Agreeing with the Pacific Legal Foundation that the university has changed its stance is a group that pretty much never agrees with the Pacific Legal Foundation: the By Any Means Necessary Coalition to Defend Affirmative Action. “What the university is doing now is really lame. Coleman gave a good speech, but now they aren’t doing anything,” said Donna Stern, a spokeswoman for the group, which has filed its own suit to block Proposition 2. “What they are now saying is completely inadequate.”
Julie Peterson, a spokeswoman for Michigan, said that the university’s critics are misreading what is going on, and that the new effort to come up with ideas for carrying out Proposition 2 is “not instead of, but parallel to” any possible legal action. “Our commitment to diversity is as strong as ever,” she said.
Even though Proposition 2 applied to all public colleges in the state, the University of Michigan’s handling of the issue remains key. Because the university’s admissions are by far the most competitive in the state and because of the university’s role in defending affirmative action from previous legal challenges, its stance is attracting more attention that that of any other university.
At the crux of the debate is whether the university has good legal options to oppose Proposition 2. The Michigan Civil Rights Initiative, as the measure is formally known, faced a series of legal challenges before it ended up on the November ballot. The most serious challenges came from groups charging that citizens were deceived about the measure and signed the petitions to place it on the ballot without understanding what they were doing. In the end, those criticisms were set aside and the measure was placed on the ballot.
By Any Means Necessary argues that the university could preserve its admissions policies if it argued that any system without affirmative action would yield immediate discrimination against black and some other minority students. This would require the university to shift from an argument based on the educational value of diversity (an argument that the U.S. Supreme Court accepted) to an argument “based on equality,” Stern said.

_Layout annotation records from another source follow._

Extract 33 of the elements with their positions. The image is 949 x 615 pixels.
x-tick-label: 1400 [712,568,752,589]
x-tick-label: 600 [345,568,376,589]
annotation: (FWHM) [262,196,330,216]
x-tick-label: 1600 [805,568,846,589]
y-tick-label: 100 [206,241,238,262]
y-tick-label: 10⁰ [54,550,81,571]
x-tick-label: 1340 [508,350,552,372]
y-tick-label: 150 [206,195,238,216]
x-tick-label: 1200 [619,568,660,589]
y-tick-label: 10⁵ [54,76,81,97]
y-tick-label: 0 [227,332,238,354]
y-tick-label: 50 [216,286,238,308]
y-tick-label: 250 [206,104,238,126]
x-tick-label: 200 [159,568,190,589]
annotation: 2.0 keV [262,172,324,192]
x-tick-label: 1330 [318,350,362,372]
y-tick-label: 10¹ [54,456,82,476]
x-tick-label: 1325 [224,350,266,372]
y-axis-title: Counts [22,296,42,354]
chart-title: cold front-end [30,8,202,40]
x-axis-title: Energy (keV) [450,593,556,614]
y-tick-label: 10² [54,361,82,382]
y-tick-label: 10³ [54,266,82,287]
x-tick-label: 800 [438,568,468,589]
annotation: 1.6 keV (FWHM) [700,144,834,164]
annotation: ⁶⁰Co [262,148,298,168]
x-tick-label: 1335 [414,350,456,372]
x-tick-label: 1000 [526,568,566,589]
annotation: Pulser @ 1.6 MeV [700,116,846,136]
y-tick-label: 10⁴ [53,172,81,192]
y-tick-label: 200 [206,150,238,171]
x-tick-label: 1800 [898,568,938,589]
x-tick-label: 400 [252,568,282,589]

“The university hasn’t been arguing that black students are intellectually equal. It was saying ‘we need to let some black students in for diversity,’ ” said Stern. “The university will not admit that standardized tests that it uses are biased. Every admissions officer in the country knows that they are biased,” she added.
As to the argument that the university shouldn’t legally challenge a measure approved by such a large share of the voters, Stern attributed the 58 percent margin to “white men voting to preserve white privilege” and said “if it had been left to the electorate in Alabama and Missisippi on whether to eliminate Jim Crow, we woudn’t have eliminated Jim Crow.”
Browne of the Pacific Legal Foundation scoffed at the idea that any legal challenge would get very far. Proposition 2 is “the mirror image” of California’s measure, Browne said. She noted that the University of Michigan’s win at the Supreme Court in 2003 did not require affirmative action, but said that colleges could decide to use it. Since there is no federal obligation, she said, states are free “to provide more protection” against the use of any racial distinctions, should states want to do so.
Aside from a broad challenge to Proposition 2, the university has also talked about seeking a stay of some sort, so that the admissions cycle taking place during this academic year could be consistent. Michigan uses a rolling admissions system, so not only will the university be reviewing applications before and after Proposition 2 takes effect, but it will be admitting or rejecting applicants before and after. In her post-election speech, Coleman said: “We believe we have the right, indeed the obligation, to complete this process using our existing policies. It would be unfair and wrong for us to review students’ applications using two sets of criteria, and we will ask the courts to affirm that we may finish this process using the policies we currently have in place.”